Вильно оказался единственным городом по пути Наполеона, не сожженным по его приказу. По улицам с открытыми лавками, где все можно было купить, хоть и втридорога, сновали поляки, литовцы и евреи, ремесленники и чиновники, русские офицеры, солдаты и те же полуживые французы, молившие о хлебе. Вдоль домов курились насыпанные полицией кучки серы, дым от которой будто предохранял от заражения горячкой. Двигалось множество экипажей всех видов, от щегольских карет до крытых кожей или холстиной кибиток, как принадлежавшие Непейцыну, Паренсову и Роту. Но в какие двери ни стучались вновь приехавшие на главных улицах и переулках, везде слышали, что квартира уже занята русскими либо что в доме лежат мертвые французы или больные горячкой хозяева. Наконец Рот сказал, что, может, их не впускают, потому что боятся целого обоза, и поехал искать отдельного пристанища. Вскоре Федор отстегнул саблю и, попросивши ждать его на этом месте, отправился на поиски. Через час он явился и отвел всех на отысканную квартиру, оказавшуюся небогатым владением служащего университетской типографии пана Завадского, где постояльцам отвели две опрятные комнаты.
На вопрос, как удалось уговорить хозяев, Федор ответил самодовольно:
— Не зря ж я у Марынки языку польскому обучался!
— Что ж ты им сказал? — спросил Сергей Васильевич.
— Назвался пани по всей форме, как доверенный ваш камердин. Поклялся, дали буг так,[25] что нашей обиды никогда и куренку ихнему не будет, как пан региментер[26] и пан капитан люди образованные, бардзо[27] книжные и вельми [28] трезвые. Главное, на трезвость напирал, потому что раз дети в доме, а тут девочек две, то матери из любого сословия страсть пьяных боятся. Потом сказал, будто я человек вольнонаемный. Единственно, чтоб вас повеличать, раз прислугу на жалованье держите. Так что не смейтесь, сделайте милость, ежели паном Теодором звать станут.
— Ну и хват! — похвалил Паренсов. — Где моему простяге Никифору до таких тонкостей дойти!
В первый вечер пребывания в Вильно «пан Теодор» еще раз выказал свою прыть. Усталые офицеры уже лежали в постелях, когда недавно раздевший барина Федор снова вошел в комнату.
— Не угодно ль, Сергей Васильевич, бардзо выгодно ассигнаций обменять? — спросил он.
— С кем и как?
— Казак к нам во двор зашел, предлагает наполеоновы золотые, вроде наших пятирублевиков, менять на рубль ассигнациями.

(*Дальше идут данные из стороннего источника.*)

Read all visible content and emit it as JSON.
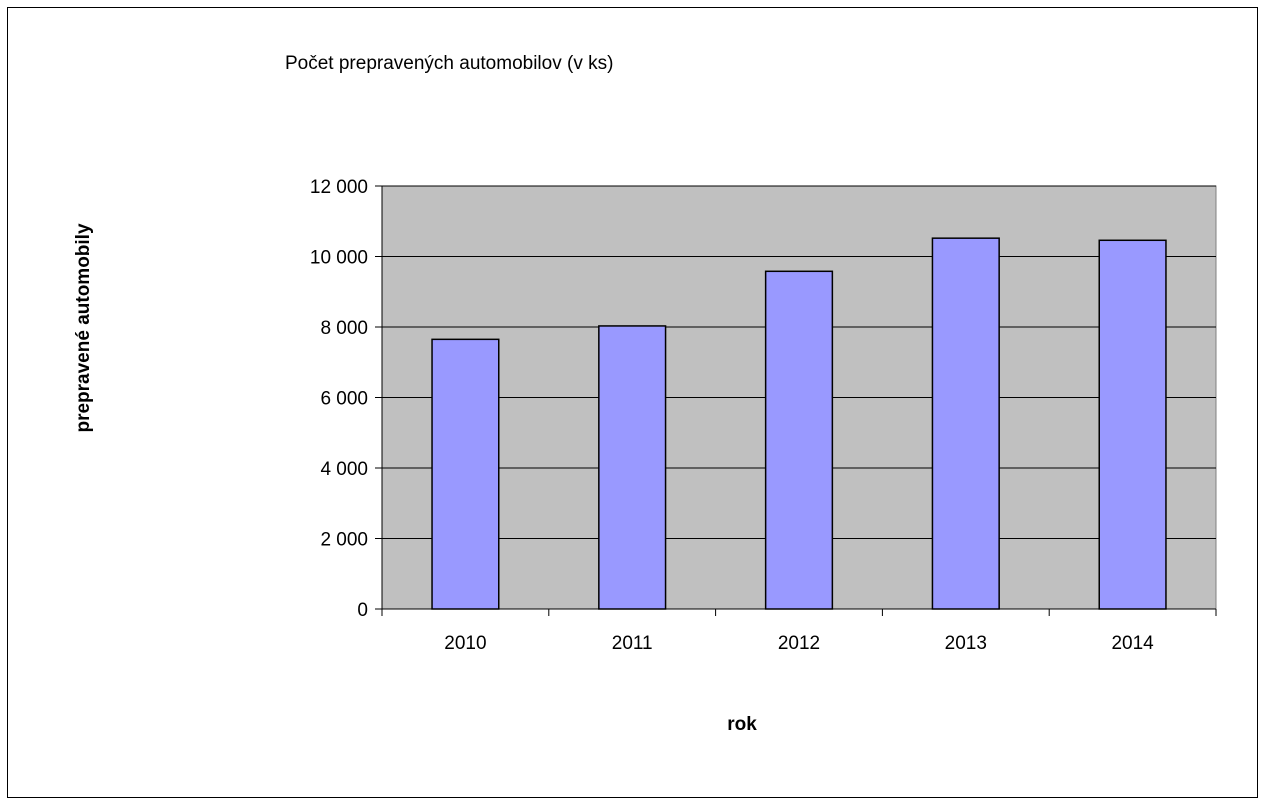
{
  "chart_data": {
    "type": "bar",
    "title": "Počet prepravených automobilov (v ks)",
    "xlabel": "rok",
    "ylabel": "prepravené automobily",
    "categories": [
      "2010",
      "2011",
      "2012",
      "2013",
      "2014"
    ],
    "values": [
      7650,
      8030,
      9580,
      10520,
      10460
    ],
    "ylim": [
      0,
      12000
    ],
    "yticks": [
      0,
      2000,
      4000,
      6000,
      8000,
      10000,
      12000
    ],
    "ytick_labels": [
      "0",
      "2 000",
      "4 000",
      "6 000",
      "8 000",
      "10 000",
      "12 000"
    ],
    "grid": true,
    "legend": "none",
    "colors": {
      "bar_fill": "#9999ff",
      "bar_stroke": "#000000",
      "plot_background": "#c0c0c0",
      "gridline": "#000000"
    }
  }
}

— Какая ему корысть в таком обороте? — удивился Непейцын.
— Дозвольте объясню-с. Они золото, сказывают, торбами набрали из казны наполеоновской, на дороге разбитой, а возить его на походе как? На седле казачьем подушка кожаная, знаете? Днем — под задом, а ночью — под головой. Ассигнаций сколько в нее зашьет, а монет много ли? Здесь менялы едва по полтине за золотой дают, вот и ходят по дворам, где офицеры приставши.
— А что мы с наполеонами делать станем?
— Как — что-с? Золото золотом и останется, — уверенно ответил Федор. — Не сряду, а обменяем с пользой. Нам-то на верховом коне все имущество не возить.
— А ведь он прав, — сказал Паренсов, залезая рукой под подушку. — Обменяй-ка мне, пан Теодор, две сотни. — Оставлю себе только одну на расход, пока до «ученого филина» доберусь.
— И нам рублей пятьсот, — согласился Непейцын. — Все на свете повторяется, — сказал он, когда Федор вышел. — В только что взятом Очакове так же солдаты ассигнацию просили за венецианское золото, которое у турок ходило…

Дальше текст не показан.